また、8日には卸売在庫統計も公表される見込みで、市場予想は前月比0.3%増となっています。
卸売在庫は企業の在庫状況や需要動向を確認できる指標であり、景気の先行きを判断する補助材料として注目されています。
現在の市場はインフレだけではなく雇用市場の減速にも注目しているため、これらの指標が予想を大きく上回れば景気後退懸念が意識される可能性があります。
また、住宅市場は金利の影響を受けやすいため、FRBの金融政策の方向性を考えるうえでも参考となります。
総じて今週の米国株では、FOMC議事録が最大の注目イベントとなり、FRBが今後どのような金融政策を選択するのかが株価の方向性を左右すると考えられます。
特に半導体セクターは金利動向に敏感な分野であるため、議事録の内容次第では再び資金流入が強まる可能性もあり、投資家は経済指標の結果だけではなくFRB関係者のスタンスにも注目しながら市場動向を見守ることが重要になるでしょう。
まとめ
いかがでしたか?
半導体セクターの急騰により、マグニフィセントセブン銘柄に代わる新たな米国株の牽引役が台頭しています。

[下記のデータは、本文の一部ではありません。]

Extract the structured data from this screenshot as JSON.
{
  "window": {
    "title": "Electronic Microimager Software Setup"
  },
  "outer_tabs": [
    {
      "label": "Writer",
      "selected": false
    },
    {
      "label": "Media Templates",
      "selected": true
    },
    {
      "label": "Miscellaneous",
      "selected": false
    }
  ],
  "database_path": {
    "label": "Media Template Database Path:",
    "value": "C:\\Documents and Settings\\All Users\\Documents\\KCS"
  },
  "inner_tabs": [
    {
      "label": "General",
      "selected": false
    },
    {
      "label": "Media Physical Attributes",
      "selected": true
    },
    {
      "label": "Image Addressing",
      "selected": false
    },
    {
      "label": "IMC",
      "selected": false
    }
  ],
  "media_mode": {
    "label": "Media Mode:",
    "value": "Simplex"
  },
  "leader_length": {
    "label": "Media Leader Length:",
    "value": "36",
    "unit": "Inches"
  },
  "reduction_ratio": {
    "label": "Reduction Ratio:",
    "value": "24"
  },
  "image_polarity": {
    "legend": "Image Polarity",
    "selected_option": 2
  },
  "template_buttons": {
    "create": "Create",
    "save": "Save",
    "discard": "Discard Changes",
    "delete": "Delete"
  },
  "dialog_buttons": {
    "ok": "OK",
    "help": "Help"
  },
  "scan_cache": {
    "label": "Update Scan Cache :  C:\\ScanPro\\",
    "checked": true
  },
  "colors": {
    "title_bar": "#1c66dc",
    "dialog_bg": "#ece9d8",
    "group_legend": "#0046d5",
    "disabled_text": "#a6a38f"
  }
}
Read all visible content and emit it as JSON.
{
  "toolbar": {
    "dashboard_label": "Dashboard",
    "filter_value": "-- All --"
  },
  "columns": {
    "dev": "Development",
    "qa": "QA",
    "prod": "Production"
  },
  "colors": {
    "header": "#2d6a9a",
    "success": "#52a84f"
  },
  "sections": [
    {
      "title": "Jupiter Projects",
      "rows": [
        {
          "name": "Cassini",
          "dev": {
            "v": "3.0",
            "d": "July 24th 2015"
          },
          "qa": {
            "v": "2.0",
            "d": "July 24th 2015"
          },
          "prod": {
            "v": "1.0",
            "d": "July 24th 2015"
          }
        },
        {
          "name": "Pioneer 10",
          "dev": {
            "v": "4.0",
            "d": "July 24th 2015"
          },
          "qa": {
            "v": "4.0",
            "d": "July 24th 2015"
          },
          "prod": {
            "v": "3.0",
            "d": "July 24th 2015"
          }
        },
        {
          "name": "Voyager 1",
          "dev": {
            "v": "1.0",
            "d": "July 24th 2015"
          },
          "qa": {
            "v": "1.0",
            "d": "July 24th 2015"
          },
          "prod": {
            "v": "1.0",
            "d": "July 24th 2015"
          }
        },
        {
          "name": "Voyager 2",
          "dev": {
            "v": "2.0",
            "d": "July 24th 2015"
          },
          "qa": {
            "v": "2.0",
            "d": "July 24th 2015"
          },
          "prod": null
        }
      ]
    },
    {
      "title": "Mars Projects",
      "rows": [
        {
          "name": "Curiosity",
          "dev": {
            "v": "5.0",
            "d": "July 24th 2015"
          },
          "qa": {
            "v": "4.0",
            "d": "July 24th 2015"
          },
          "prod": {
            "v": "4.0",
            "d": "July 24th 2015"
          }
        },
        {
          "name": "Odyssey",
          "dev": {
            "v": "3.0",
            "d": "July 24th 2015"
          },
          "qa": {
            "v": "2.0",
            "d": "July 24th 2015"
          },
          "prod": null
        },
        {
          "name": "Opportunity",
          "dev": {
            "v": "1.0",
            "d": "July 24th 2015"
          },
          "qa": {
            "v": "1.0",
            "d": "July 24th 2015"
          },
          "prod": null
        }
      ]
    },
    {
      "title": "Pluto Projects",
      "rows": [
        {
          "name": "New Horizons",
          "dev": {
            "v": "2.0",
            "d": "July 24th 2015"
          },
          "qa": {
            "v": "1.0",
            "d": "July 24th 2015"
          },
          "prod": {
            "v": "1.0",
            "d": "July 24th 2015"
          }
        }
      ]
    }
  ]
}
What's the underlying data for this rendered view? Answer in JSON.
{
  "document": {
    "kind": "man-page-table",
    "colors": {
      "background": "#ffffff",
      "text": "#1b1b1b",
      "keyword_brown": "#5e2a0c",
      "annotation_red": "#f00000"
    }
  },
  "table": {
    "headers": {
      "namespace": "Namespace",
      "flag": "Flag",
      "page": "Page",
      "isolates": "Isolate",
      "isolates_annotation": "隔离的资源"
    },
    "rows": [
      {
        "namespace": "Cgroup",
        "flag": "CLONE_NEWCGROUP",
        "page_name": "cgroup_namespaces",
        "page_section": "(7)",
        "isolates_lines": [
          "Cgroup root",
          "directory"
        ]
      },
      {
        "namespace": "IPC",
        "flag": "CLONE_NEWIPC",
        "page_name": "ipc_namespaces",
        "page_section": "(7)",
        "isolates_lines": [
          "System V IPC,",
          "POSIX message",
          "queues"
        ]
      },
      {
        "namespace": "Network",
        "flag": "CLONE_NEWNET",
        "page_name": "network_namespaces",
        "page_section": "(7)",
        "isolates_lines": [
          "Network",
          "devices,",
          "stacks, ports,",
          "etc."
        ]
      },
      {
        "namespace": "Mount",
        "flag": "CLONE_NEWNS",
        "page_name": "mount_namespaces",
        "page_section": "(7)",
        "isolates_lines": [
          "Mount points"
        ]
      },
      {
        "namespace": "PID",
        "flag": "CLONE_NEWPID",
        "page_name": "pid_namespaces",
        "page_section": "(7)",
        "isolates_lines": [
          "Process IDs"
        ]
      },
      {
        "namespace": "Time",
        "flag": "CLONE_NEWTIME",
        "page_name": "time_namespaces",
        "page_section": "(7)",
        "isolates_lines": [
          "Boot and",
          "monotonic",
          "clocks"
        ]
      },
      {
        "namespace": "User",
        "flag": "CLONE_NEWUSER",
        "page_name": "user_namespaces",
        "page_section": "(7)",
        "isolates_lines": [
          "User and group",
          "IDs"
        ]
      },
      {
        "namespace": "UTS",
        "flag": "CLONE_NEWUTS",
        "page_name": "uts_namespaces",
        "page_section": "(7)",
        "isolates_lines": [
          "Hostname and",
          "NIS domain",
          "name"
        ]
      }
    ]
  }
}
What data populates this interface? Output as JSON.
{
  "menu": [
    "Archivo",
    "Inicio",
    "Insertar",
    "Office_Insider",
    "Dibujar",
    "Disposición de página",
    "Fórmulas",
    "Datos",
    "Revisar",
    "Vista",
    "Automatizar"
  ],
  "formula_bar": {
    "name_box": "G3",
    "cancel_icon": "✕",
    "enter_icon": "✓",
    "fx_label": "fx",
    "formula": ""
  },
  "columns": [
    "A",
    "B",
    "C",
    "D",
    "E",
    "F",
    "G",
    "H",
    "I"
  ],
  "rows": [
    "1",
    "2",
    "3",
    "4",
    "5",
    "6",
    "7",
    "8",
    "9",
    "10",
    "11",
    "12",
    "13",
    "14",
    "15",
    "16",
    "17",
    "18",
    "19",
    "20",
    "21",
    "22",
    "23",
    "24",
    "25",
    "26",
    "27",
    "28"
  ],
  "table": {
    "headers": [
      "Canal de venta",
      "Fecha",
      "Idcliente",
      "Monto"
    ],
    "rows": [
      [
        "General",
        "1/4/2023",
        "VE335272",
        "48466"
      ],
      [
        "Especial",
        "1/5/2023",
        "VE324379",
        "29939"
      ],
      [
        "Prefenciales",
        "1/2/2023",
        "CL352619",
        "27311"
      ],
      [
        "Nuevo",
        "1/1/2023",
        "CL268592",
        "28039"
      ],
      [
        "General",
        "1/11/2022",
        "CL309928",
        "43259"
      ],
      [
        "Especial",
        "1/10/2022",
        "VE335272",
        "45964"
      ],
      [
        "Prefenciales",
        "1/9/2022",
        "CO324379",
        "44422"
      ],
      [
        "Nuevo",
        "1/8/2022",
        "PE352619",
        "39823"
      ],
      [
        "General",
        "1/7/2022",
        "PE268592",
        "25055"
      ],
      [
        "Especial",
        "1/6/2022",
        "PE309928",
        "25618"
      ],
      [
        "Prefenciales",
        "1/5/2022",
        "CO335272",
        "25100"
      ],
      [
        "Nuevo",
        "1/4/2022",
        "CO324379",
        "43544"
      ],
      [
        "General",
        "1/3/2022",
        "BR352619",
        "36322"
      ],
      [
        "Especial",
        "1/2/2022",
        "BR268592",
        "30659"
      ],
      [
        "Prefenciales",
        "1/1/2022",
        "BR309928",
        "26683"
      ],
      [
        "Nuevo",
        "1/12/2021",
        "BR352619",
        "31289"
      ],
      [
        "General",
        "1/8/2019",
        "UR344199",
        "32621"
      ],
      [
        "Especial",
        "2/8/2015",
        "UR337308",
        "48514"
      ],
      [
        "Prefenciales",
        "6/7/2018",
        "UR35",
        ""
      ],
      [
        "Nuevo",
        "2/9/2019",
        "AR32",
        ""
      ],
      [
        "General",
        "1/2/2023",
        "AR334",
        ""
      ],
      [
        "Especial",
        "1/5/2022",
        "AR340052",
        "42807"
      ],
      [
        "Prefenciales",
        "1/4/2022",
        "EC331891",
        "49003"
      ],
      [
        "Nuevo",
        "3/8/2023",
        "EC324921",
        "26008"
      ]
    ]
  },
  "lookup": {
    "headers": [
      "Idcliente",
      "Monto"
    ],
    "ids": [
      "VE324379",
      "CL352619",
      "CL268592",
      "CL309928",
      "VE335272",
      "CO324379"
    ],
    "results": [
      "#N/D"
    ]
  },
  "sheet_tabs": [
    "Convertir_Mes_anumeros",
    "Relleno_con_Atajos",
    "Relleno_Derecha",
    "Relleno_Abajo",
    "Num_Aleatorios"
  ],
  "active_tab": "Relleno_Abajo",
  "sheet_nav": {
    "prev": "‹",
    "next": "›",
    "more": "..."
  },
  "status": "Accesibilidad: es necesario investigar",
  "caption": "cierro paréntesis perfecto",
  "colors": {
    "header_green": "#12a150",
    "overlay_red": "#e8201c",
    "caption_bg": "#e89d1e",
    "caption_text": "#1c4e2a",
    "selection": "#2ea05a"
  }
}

しかし、ボラティリティの高さには注意が必要で、成長分野だからと言って右肩上がりに株価が推移するわけではないので一喜一憂しない様気を付けましょう。
投資初心者は、個別銘柄に目移りせずインデックス投資をコツコツ継続する事で、これらの成長も丸ごと取り込めますので、長期視点に立って資産形成を続けましょう。